Doutor em Poéticas Visuais pela ECA- USP e chefe da Divisão de Artes Plásticas da UEL, Villa acredita na capacidade plena dos restauradores no Brasil. “Temos técnicos, pesquisadores, estudiosos e especialistas em restauro, profissionais muito capacitados nos museus e em formação”, comenta.

A violência sofrida pelo acervo nos prédios da Praça dos Três Poderes também representa uma oportunidade de repensar o que estamos fazendo, enquanto povo brasileiro, da representação artística da nossa própria história. “É uma chance de

revisarmos os modos como esse acervo foi constituído, de onde vieram as peças, quem fez a doação, as relações que resultam na presença de um trabalho em um acervo. Todo um sistema de documentação desencadeando uma complexa

investigação a partir também das ausências. Há uma série de saberes que podem ser acionados em uma complexidade crescente. Quem rouba, danifica, vandaliza uma obra de arte faz isso com a nossa história, com o que poderíamos saber da nossa própria cultura”, analisa Villa.
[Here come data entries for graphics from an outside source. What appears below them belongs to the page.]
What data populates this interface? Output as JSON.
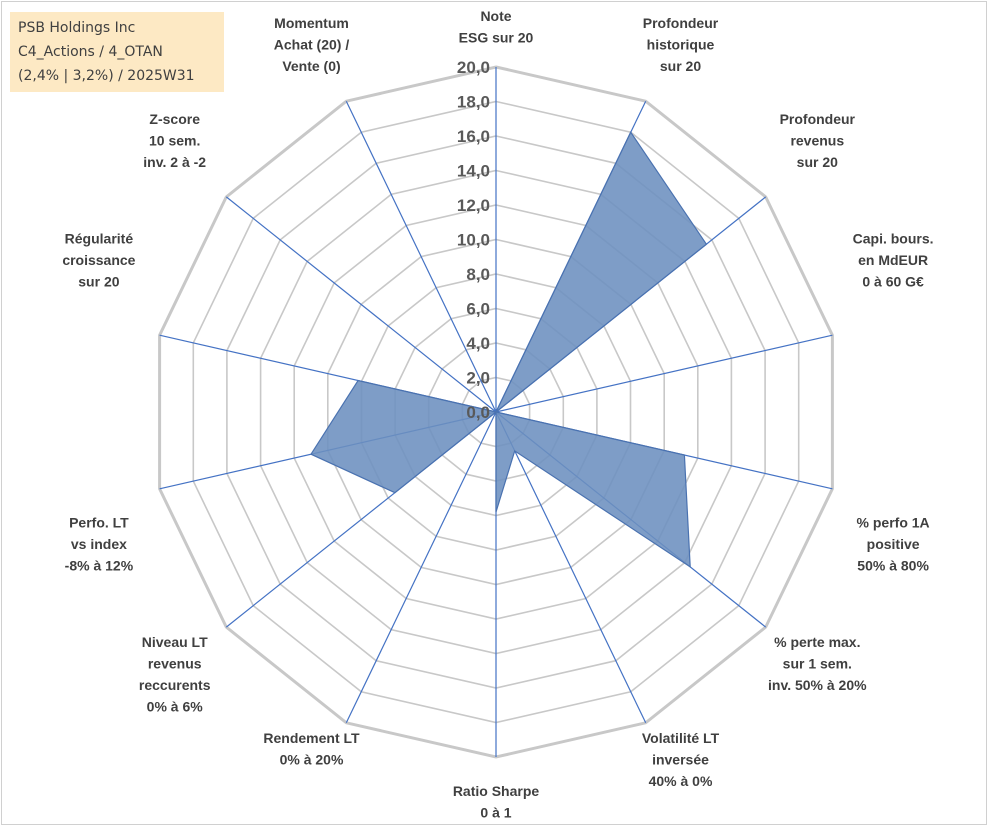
{
  "info": {
    "lines": [
      "PSB Holdings Inc",
      "C4_Actions / 4_OTAN",
      "(2,4% | 3,2%) / 2025W31"
    ]
  },
  "chart_data": {
    "type": "radar",
    "rmin": 0,
    "rmax": 20,
    "tick_step": 2,
    "tick_labels": [
      "0,0",
      "2,0",
      "4,0",
      "6,0",
      "8,0",
      "10,0",
      "12,0",
      "14,0",
      "16,0",
      "18,0",
      "20,0"
    ],
    "axes": [
      {
        "label": [
          "Note",
          "ESG sur 20"
        ],
        "value": 0
      },
      {
        "label": [
          "Profondeur",
          "historique",
          "sur 20"
        ],
        "value": 18.0
      },
      {
        "label": [
          "Profondeur",
          "revenus",
          "sur 20"
        ],
        "value": 15.6
      },
      {
        "label": [
          "Capi. bours.",
          "en MdEUR",
          "0 à 60 G€"
        ],
        "value": 0
      },
      {
        "label": [
          "% perfo 1A",
          "positive",
          "50% à 80%"
        ],
        "value": 11.2
      },
      {
        "label": [
          "% perte max.",
          "sur 1 sem.",
          "inv. 50% à 20%"
        ],
        "value": 14.4
      },
      {
        "label": [
          "Volatilité LT",
          "inversée",
          "40% à 0%"
        ],
        "value": 2.5
      },
      {
        "label": [
          "Ratio Sharpe",
          "0 à 1"
        ],
        "value": 5.8
      },
      {
        "label": [
          "Rendement LT",
          "0% à 20%"
        ],
        "value": 0
      },
      {
        "label": [
          "Niveau LT",
          "revenus",
          "reccurents",
          "0% à 6%"
        ],
        "value": 7.5
      },
      {
        "label": [
          "Perfo. LT",
          "vs index",
          "-8% à 12%"
        ],
        "value": 11.0
      },
      {
        "label": [
          "Régularité",
          "croissance",
          "sur 20"
        ],
        "value": 8.2
      },
      {
        "label": [
          "Z-score",
          "10 sem.",
          "inv. 2 à -2"
        ],
        "value": 0
      },
      {
        "label": [
          "Momentum",
          "Achat (20) /",
          "Vente (0)"
        ],
        "value": 0
      }
    ],
    "grid": true,
    "colors": {
      "fill": "#6c8fbf",
      "stroke": "#4a72b0",
      "spoke": "#4472c4",
      "grid": "#c8c8c8"
    }
  }
}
Na opinião do pesquisador, as ações em Brasília do último domingo apresentam a intenção pura e simples da destruição. “Baseada na necessidade de mostrar que aquele símbolo, aquela instituição e tudo o que representam, não deveriam existir”.

Os ataques às obras de arte também podem ser entendidos como atos motivados por um “recalque”, continua. “É um ataque ao outro, ao o que ele produz e entende como interessante, seus símbolos, seus locais de sacralização de valores. Há uma mensagem de que aquele valor tem que ser destruído para ser sobreposto por outros”.

Tentar destruir uma expressão artística, faz todo sentido quando se compreende que a arte é uma ameaça porque abre possibilidades de expressão e reflexão, sobre motivações individuais, de um grupo, de um momento histórico. “A arte, a cultura de uma maneira geral, representa, deixa registros e vestígios dos nossos anseios mais íntimos, da maneira como nos relacionamos com o mundo, com o próximo, com o nosso corpo e amores”, comenta e sugere que o acontecido possa abrir a possibilidade para uma renovação do próprio acervo artístico dos Três Poderes. “Sem querer minimizar a gravidade dos acontecimentos, há uma chance de abrirmos para a produção contemporânea, pensando que aquele espaço é uma vitrine e pode mostrar o que estamos vivendo agora. Quando uma obra é fixada em uma parede, o espaço ganha

aspectos de museu, e por isso mesmo, existe a necessidades de uma revisão permanente que inclua o que as pessoas estão pensando e vivendo assim como os ideais pelos quais estão lutando. O que aconteceu em Brasília foi muito danoso, mas abre para uma discussão ampla de como lidamos com a arte no Brasil. Uma chance de revermos como observarmos, cuidamos e tratamos a nossa história", diz.